By Ronald Smothers, The New York Times
NEWARK, N.J. -- The former president of the New Jersey State Policemen’s Benevolent Association pleaded guilty today to federal charges of defrauding the organization.
He is the third former official of the group to admit to a scheme that investigators said defrauded the association of $1 million over eight years.
The former president, Frank Ginesi, 80, of Clark, N.J., entered the plea in Federal District Court here before Judge Dennis M. Cavanaugh, a month before he was to go on trial on a 36-count indictment unsealed in 1999. He faces up to 10 years in prison.
Mr. Ginesi, a former state corrections officer, headed the benevolent association from 1978 to 1996.
The two other association officials who have pleaded guilty are William Saksinsky, 70, a former executive vice president, and Edward Rappleyea, 73, a former administrator of the group’s insurance fund. Mr. Saksinsky’s plea was in August 2000, just before his trial, in which Mr. Rappleyea was scheduled to testify for the prosecution. Mr. Saksinsky and Mr.

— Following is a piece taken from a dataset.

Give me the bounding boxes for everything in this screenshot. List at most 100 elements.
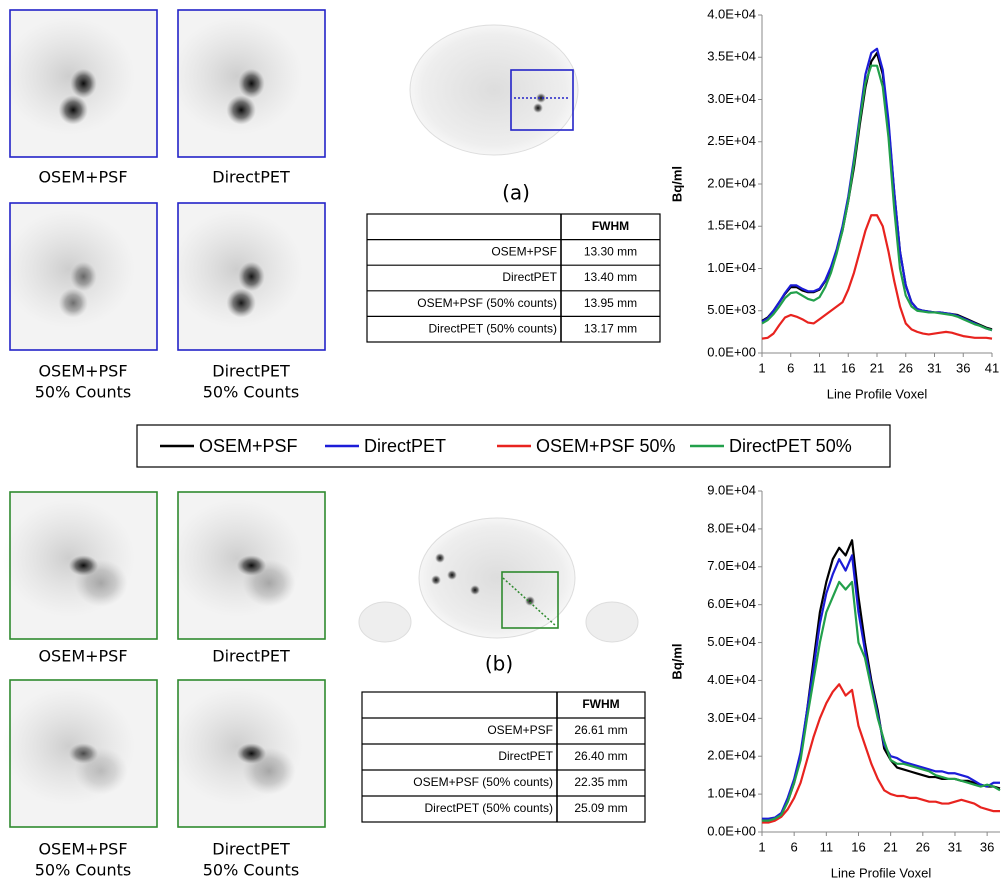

Rappleyea were scheduled to testify against Mr. Ginesi under their plea agreements.
The United States attorney, Christopher J. Christie, had sought $400,000 in restitution from Mr. Saksinsky, a former Perth Amboy police officer, in the plea agreement, and the prosecution is expected to seek a similar amount from Mr. Ginesi.
Mr. Saksinsky and Mr. Rappleyea are awaiting sentencing.

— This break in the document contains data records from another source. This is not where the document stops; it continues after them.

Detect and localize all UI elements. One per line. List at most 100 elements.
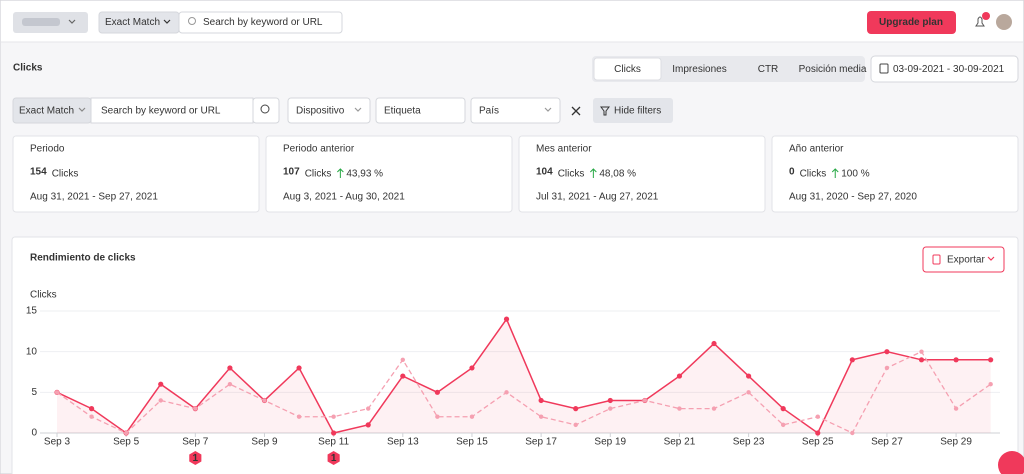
x-tick-label: Sep 25 [802,437,834,448]
point [227,365,233,371]
kpi-unit: Clicks [52,169,79,180]
search-icon [188,17,196,25]
up-arrow-icon [831,168,839,178]
point [262,398,267,403]
search-icon [260,104,270,114]
point [88,406,95,412]
annotation-marker[interactable] [189,451,202,465]
x-tick-label: Sep 27 [871,437,903,448]
bell-icon[interactable] [975,16,985,27]
filter-search-button[interactable] [252,97,280,124]
tab-label[interactable]: Clicks [614,64,641,75]
point [815,430,821,436]
upgrade-button[interactable] [867,11,956,34]
point [642,398,648,403]
x-tick-label: Sep 15 [456,437,488,448]
point [919,349,924,354]
kpi-change: 43,93 % [346,169,383,180]
chevron-icon [987,256,995,261]
tab-label[interactable]: Posición media [799,64,867,75]
kpi-unit: Clicks [305,169,332,180]
point [503,316,510,322]
x-tick-label: Sep 11 [318,437,349,448]
annotation-marker[interactable] [327,451,340,465]
kpi-card [771,135,1019,213]
export-icon [932,254,941,265]
point [434,389,440,395]
kpi-range: Aug 31, 2020 - Sep 27, 2020 [789,192,917,203]
point [988,382,993,387]
filter-device[interactable] [287,97,371,124]
tab-label[interactable]: CTR [758,64,779,75]
filter-country[interactable] [470,97,561,124]
point [953,406,959,411]
filter-search[interactable] [90,97,254,124]
point [953,357,959,363]
point [400,373,406,379]
point [918,357,925,363]
point [504,390,509,395]
point [538,414,544,419]
point [608,406,613,411]
point [366,406,371,411]
kpi-unit: Clicks [558,169,585,180]
tab-active[interactable] [593,57,662,81]
y-axis-label: Clicks [30,290,57,301]
search-placeholder: Search by keyword or URL [203,17,323,28]
point [435,414,440,419]
date-button[interactable] [870,55,1019,83]
point [850,430,855,436]
filter-icon [600,106,610,116]
kpi-range: Aug 31, 2021 - Sep 27, 2021 [30,192,158,203]
search-input[interactable] [178,11,343,34]
point [400,357,405,362]
filter-device-label: Dispositivo [296,106,345,117]
kpi-label: Periodo [30,144,65,155]
kpi-label: Mes anterior [536,144,592,155]
hide-filters-label: Hide filters [614,106,661,117]
point [677,406,682,411]
filter-tag-label: Etiqueta [384,106,421,117]
chat-widget[interactable] [998,451,1024,474]
y-tick-label: 15 [26,306,38,317]
point [746,390,751,395]
kpi-value: 154 [30,167,47,178]
date-range: 03-09-2021 - 30-09-2021 [893,64,1005,75]
point [296,414,302,419]
point [538,397,544,404]
point [331,414,336,419]
point [158,381,164,387]
upgrade-label: Upgrade plan [879,17,943,28]
avatar[interactable] [996,14,1012,30]
chevron-icon [354,107,362,112]
filter-search-placeholder: Search by keyword or URL [101,106,221,117]
kpi-value: 107 [283,167,300,178]
x-tick-label: Sep 19 [594,437,626,448]
point [849,357,855,363]
x-tick-label: Sep 29 [940,437,972,448]
point [158,398,163,403]
kpi-unit: Clicks [800,169,827,180]
y-tick-label: 5 [31,387,37,398]
point [193,406,198,411]
tab-label[interactable]: Impresiones [672,64,726,75]
kpi-card [12,135,260,213]
chevron-icon [163,19,171,24]
export-button[interactable] [922,246,1005,273]
match-label: Exact Match [105,17,160,28]
export-label: Exportar [947,255,985,266]
chart-title: Rendimiento de clicks [30,253,136,264]
hide-filters-button[interactable] [593,98,673,123]
kpi-label: Periodo anterior [283,144,355,155]
kpi-label: Año anterior [789,144,844,155]
kpi-change: 100 % [841,169,869,180]
point [89,414,94,419]
x-tick-label: Sep 9 [251,437,278,448]
up-arrow-icon [337,168,344,178]
point [469,414,475,419]
x-tick-label: Sep 7 [182,437,209,448]
clear-icon[interactable] [571,106,581,116]
filter-tag[interactable] [375,97,466,124]
point [711,406,717,411]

The indictment charged that Mr. Ginesi and others siphoned money from the dues paid by the association’s 35,000 members, from premium payments into a voluntary insurance fund and from fees charged to members for conventions.
The association is made up of local unions representing police officers, corrections officers, parole officers, sheriffs’ investigators, prosecutors’ investigators and forest rangers.
Besides using the dues of its member groups to lobby for their interests, the state association maintains a voluntary insurance plan.
Investigators said that Mr. Ginesi and the other men funneled the money into personal accounts and used much of it to buy real estate, jewelry and cars.